Both versions of what happened tell how when the brothers saw
Joseph coming, filled with jealousy over his being their father’s favorite, they
talked about killing him. His brother Reuben, however, suggested throwing Joseph
into the depths of a dried up cistern there. His brothers wanted him to starve
to death down there, but Reuben had the intention of pulling him up later. Then,
they went off, and sat down to eat. From that point on we have two different
stories.
In one version of what happened, Joseph’s oldest brother,
Reuben, planned on coming back to pull Joseph up, but while they were eating,
some Midianite traders, coming by, and hearing Joseph call, pulled him up. They
took him off to Egypt, then, when Reuben came back, looking for him, Joseph was
gone, and it wasn’t till years later that they learned what had happened to
him.
In the other version of how Joseph was carried off; the
brothers had thrown him into the cistern, then sat down to eat. However, they
saw some Ishmaelites coming by on their gum laden camels. It was Joseph’s
brother Judah who suggested keeping Joseph alive by selling him to the Ishmaelites
for twenty pieces of silver.
Which ever way it happened, it occurred before 1700 B.C..

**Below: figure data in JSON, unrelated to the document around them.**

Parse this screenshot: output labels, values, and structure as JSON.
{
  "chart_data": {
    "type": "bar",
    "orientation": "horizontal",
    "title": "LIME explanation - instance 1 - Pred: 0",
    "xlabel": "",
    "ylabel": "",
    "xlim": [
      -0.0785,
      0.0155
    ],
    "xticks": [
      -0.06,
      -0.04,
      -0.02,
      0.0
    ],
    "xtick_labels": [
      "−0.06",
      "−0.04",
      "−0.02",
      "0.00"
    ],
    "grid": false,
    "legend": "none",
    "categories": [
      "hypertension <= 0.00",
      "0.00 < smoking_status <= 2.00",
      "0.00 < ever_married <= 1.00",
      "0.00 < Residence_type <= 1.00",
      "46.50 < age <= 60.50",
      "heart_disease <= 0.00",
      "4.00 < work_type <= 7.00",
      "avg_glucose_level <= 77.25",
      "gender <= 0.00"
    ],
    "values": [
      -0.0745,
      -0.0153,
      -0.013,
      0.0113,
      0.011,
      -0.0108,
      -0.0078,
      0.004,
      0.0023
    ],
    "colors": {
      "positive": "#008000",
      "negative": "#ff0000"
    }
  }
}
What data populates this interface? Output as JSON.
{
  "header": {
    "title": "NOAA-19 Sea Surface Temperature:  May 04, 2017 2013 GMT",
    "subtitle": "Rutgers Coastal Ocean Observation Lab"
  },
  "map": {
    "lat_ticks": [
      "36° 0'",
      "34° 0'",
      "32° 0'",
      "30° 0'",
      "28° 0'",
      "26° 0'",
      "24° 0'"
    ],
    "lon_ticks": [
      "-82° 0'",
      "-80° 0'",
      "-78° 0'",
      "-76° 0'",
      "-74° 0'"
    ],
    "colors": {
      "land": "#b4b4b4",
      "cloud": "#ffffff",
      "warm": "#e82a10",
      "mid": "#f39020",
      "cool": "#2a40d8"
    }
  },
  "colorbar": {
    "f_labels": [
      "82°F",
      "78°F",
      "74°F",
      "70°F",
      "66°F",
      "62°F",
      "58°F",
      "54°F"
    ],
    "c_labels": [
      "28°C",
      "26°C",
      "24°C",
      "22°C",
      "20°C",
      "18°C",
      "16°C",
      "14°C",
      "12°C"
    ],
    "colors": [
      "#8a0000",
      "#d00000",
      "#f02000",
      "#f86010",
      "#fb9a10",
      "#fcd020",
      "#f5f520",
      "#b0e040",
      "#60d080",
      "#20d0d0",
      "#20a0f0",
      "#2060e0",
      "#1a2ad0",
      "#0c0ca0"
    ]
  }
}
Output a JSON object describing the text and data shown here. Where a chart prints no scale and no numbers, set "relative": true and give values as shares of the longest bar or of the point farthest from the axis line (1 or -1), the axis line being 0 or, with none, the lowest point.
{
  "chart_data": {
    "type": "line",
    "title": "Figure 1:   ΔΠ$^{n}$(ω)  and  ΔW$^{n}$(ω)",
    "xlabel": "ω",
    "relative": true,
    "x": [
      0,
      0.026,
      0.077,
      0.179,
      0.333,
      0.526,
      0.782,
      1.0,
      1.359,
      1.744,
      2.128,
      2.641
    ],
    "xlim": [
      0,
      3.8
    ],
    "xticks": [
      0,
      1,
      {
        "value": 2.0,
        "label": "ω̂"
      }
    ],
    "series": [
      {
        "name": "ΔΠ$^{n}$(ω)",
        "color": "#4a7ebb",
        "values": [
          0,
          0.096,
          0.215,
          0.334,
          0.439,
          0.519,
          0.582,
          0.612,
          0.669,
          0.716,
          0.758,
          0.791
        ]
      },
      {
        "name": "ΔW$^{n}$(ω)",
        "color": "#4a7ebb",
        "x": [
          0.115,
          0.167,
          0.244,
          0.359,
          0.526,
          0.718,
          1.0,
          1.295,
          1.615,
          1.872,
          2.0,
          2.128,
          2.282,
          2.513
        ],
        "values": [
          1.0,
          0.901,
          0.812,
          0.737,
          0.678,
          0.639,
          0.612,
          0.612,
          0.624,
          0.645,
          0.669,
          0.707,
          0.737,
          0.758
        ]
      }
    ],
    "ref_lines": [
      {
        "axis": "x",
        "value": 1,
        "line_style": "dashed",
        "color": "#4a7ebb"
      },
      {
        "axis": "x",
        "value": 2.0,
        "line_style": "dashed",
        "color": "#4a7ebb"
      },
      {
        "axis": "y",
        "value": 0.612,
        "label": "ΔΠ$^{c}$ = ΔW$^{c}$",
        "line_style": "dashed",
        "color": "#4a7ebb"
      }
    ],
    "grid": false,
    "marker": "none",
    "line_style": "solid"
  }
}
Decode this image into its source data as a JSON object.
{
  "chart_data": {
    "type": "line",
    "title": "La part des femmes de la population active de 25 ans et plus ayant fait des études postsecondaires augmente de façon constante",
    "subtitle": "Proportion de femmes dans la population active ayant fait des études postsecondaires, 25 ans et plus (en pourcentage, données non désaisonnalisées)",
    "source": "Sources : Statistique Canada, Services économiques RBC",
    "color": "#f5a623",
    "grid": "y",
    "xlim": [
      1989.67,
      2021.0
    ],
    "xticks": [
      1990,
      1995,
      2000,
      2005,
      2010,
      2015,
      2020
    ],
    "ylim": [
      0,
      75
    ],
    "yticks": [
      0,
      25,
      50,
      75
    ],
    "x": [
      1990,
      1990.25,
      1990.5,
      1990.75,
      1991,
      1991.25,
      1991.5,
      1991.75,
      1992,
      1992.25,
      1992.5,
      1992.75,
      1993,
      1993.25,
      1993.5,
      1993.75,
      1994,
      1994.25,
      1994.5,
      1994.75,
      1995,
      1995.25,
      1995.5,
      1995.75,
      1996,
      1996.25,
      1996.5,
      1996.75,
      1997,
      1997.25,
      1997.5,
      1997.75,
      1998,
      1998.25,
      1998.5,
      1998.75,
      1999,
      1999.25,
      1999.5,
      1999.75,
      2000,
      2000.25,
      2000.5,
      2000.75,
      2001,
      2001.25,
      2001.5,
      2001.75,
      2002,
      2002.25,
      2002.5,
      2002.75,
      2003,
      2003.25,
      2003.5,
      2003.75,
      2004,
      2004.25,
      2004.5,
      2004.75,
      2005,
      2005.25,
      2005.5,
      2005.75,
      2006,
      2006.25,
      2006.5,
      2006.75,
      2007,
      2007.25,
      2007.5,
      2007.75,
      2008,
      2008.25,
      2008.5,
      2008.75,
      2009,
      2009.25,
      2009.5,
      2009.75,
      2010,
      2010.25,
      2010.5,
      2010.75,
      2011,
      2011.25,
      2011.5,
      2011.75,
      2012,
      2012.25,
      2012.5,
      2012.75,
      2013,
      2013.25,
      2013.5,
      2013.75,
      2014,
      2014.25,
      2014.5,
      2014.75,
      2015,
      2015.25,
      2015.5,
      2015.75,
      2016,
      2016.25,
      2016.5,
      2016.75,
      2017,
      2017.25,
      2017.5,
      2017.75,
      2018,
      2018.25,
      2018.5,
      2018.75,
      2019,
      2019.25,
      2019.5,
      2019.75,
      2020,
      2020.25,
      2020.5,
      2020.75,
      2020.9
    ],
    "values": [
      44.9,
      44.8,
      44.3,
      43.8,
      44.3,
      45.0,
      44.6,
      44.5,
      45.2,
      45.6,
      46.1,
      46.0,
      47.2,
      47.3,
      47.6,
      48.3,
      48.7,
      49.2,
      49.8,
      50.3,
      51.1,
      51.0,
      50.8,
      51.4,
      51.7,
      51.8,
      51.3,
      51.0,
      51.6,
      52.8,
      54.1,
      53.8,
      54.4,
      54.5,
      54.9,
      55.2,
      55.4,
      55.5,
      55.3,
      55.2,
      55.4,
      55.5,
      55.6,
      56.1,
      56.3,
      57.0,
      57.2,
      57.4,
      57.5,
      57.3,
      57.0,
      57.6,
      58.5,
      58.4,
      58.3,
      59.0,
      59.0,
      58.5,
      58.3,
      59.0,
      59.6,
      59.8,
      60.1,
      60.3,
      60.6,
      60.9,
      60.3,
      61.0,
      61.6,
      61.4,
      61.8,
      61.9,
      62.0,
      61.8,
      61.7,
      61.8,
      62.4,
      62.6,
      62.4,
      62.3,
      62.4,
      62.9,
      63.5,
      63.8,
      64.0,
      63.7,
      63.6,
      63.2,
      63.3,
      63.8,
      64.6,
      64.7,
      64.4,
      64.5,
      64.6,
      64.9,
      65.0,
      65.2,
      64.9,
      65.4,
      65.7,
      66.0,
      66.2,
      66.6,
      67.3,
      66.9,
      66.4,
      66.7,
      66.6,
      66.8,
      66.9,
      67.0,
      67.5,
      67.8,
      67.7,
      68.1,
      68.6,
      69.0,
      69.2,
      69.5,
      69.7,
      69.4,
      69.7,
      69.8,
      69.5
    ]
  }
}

Then, in 580 B.C. when the tribes came together in Babylon, and sitting down to
put their history into writing; the oral historians from the tribe of Reuben
remembered how their ancestor had tried saving Joseph; while the oral
historians of the tribe of Judah had passed down the story of how it had been
their ancestor Judah who had tried to save Joseph.
There were two opposite stories of how it might have happened.
That tells us that the Bible stories needn’t be accurate.